ではこれから「見聞」とは何か?意味を中心に、類語・使い方など、用例を交えながら解説します。
目次
「見聞」とは
「見聞」の意味
国語辞典による「見聞」の意味から見ていきます。
「見聞(ケンブン)」:見たり聞いたりすること。また、それによって得られる経験・知識。
(引用元:学研現代新国語辞典)
「見聞」の「見」は、「見学」でも使われ「見る」「見える」の意味を持ち、「聞」は、「聞(き)く」という意味の他に、「耳からきいて得た知識」という意味があります。
つまり二字熟語「見聞」は、「見たり聞いたりすること」「見聞きすることによって得られる経験・知識」という意味合いがあることがよく分かりますね。
また「見聞」は、おおかた「実際に現地へ行って物事や風景などを見たり聞いたりすること」や「見聞きすることによって得られる知識・技術・経験」」といったニュアンスで用いられます。

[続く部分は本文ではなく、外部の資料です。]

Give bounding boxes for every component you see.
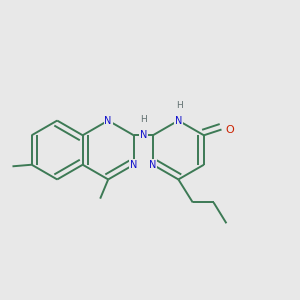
Text: O: O: [225, 124, 234, 134]
Text: N: N: [140, 130, 147, 140]
Text: H: H: [140, 116, 147, 124]
Text: N: N: [149, 160, 157, 170]
Text: N: N: [130, 160, 137, 170]
Text: N: N: [104, 116, 112, 126]
Text: N: N: [175, 116, 182, 126]
Text: H: H: [177, 101, 183, 110]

その用例として、「見聞する」「見聞を得る」「見聞を広める」などという言い回しがよく使われます。
文例として「京都の寺や神社を一日かけて見聞した。」は、京都で見聞きしたというニュアンスが込められ、「京都へ旅行をして、寺や神社の見聞を広めることができた。」は、実体験をしてみて京都にある寺や神社の知識・経験がさらに広がった、という微妙に違うニュアンスが込められています。
「見聞」の読み方
「見聞」の音読みは、「ケンブン」と「ケンモン」。
「ケンブン」の「ブン」は「聞」の漢音、「ケンモン」の「モン」は「聞」の呉音です。
一般的に「見聞」は「ケンブン」と音読みされていますが、「ケンモン」は、新明解国語辞典によると「ケンブン」の古風な表現とされています。
「見聞」の文法と使い方
「見聞」は名詞です。
「見聞が広がる」「見聞を深める」「見聞の広さ」などの名詞的用法で用いるほか、「見聞する(サ変動詞)」という動詞的用法でも用いられます。

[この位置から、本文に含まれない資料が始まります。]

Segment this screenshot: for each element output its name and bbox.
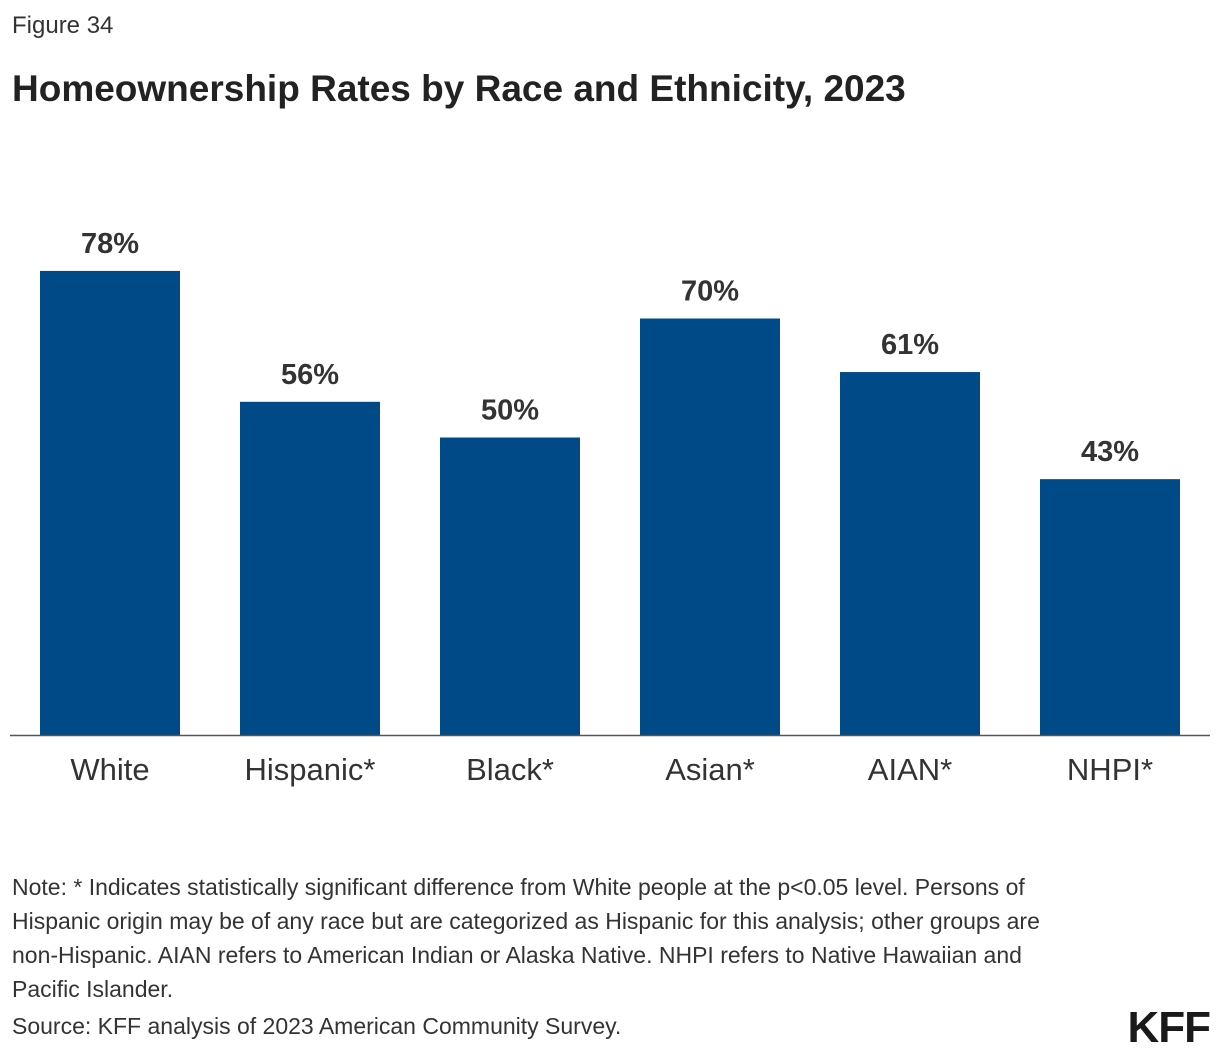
category-label: NHPI* — [1067, 752, 1153, 787]
data-label: 56% — [281, 359, 339, 391]
bar — [240, 401, 380, 735]
data-label: 43% — [1081, 436, 1139, 468]
kff-logo: KFF — [1127, 1003, 1211, 1052]
category-label: AIAN* — [868, 752, 952, 787]
bar — [40, 270, 180, 735]
chart-title: Homeownership Rates by Race and Ethnicit… — [12, 68, 906, 109]
category-label: Hispanic* — [245, 752, 376, 787]
figure-label: Figure 34 — [12, 12, 114, 39]
category-label: Asian* — [665, 752, 755, 787]
chart-source: Source: KFF analysis of 2023 American Co… — [12, 1013, 622, 1039]
bar — [1040, 479, 1180, 735]
data-label: 78% — [81, 228, 139, 260]
data-label: 70% — [681, 276, 739, 308]
category-label: White — [70, 752, 149, 787]
bar — [440, 437, 580, 735]
data-label: 61% — [881, 329, 939, 361]
category-label: Black* — [466, 752, 554, 787]
bar-chart: 78% White 56% Hispanic* 50% Black* 70% Asian* 61… — [10, 228, 1210, 787]
bar — [840, 372, 980, 735]
chart-note: Note: * Indicates statistically signific… — [12, 874, 1040, 1002]
data-label: 50% — [481, 395, 539, 427]
bar — [640, 318, 780, 735]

なお名詞の「見聞」に「する」が付くと「見聞する」という複合語のサ変動詞となります。
「見聞」の類語
「見聞」の類語はたくさん存在しますが、意味が類似している「知見」「知識」との違いを通じて、「見聞」の意味を深めていきます。
「見聞」と類語「知見」の違い
「見聞」と「知見」は、「物を見たり聞いたりすること」「見て知識や経験を得ること」ではほぼ同じです。
違いは、「知見」には「知識」だけでなく、「見識」や「悟り」という別の意味を持っていること。

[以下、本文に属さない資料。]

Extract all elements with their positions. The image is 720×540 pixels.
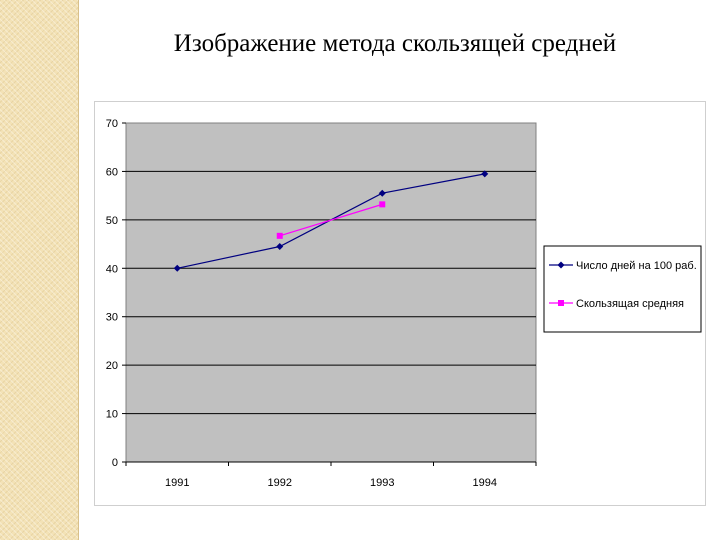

「見識」や「悟り」は、物事の本質を見極めるものですから、「知見」の方が奥深い意味があるのです。
※「知見の意味などを紹介した別記事もありますので、合わせてご覧ください。
→ 「知見」とは?意味を中心に使い方や類語を詳しく解説
「見聞」と類語「知識」の違い
まず「見聞」の意味は「見聞きして得た知識」です。
「知識」の意味は「ある物事について知っていること」。その内容は「見聞」で得た「知識」を含め、本やテレビで見た「知っていること」の全てが「知識」なのです。
つまり、どちらも「知識(=知っていること)」という括りでは同じもの、違いはありません。
ただ両者には包含関係があり、「見聞」⊂「知識」。「見聞」は「知識」の一部として含まれます。
「見聞」の使い方(例文)
「見聞」の主な使い方は2種類あります。
・「見聞」を名詞として用いる方法
・「見聞する」というサ変動詞として用いる方法
「見聞(名詞)」
「見聞」を名詞として、「見聞が広がる」「見聞を広める」「見聞を深める」「見聞の広さ」のように用います。
・ぜひ見聞を広めるため、様々な場所を訪れてみたい。
・見聞を深めるため、オランダの海抜ゼロメートル地帯を旅行したい。
・彼の体験談を聞いたら、見聞の広さが手に取るように分かった。
「見聞する(サ変動詞)」
「~を見聞する」のように他動詞として活用されます。
まとめ
「見聞」には、は文字通りの意味「物事を見たり聞いたりすること」の他にも、「見聞きして得られる経験や知識」という意味もあります。
その「見聞」で得られる「知識」と一般的な「知識」の関係をご紹介しようと思っていたら、なんと「見聞」⊂「知識」という包含関係があることが分かりました。
「知識」と包含関係となる言葉は、「見聞」以外にもたくさんありそうです。また別記事でご紹介します。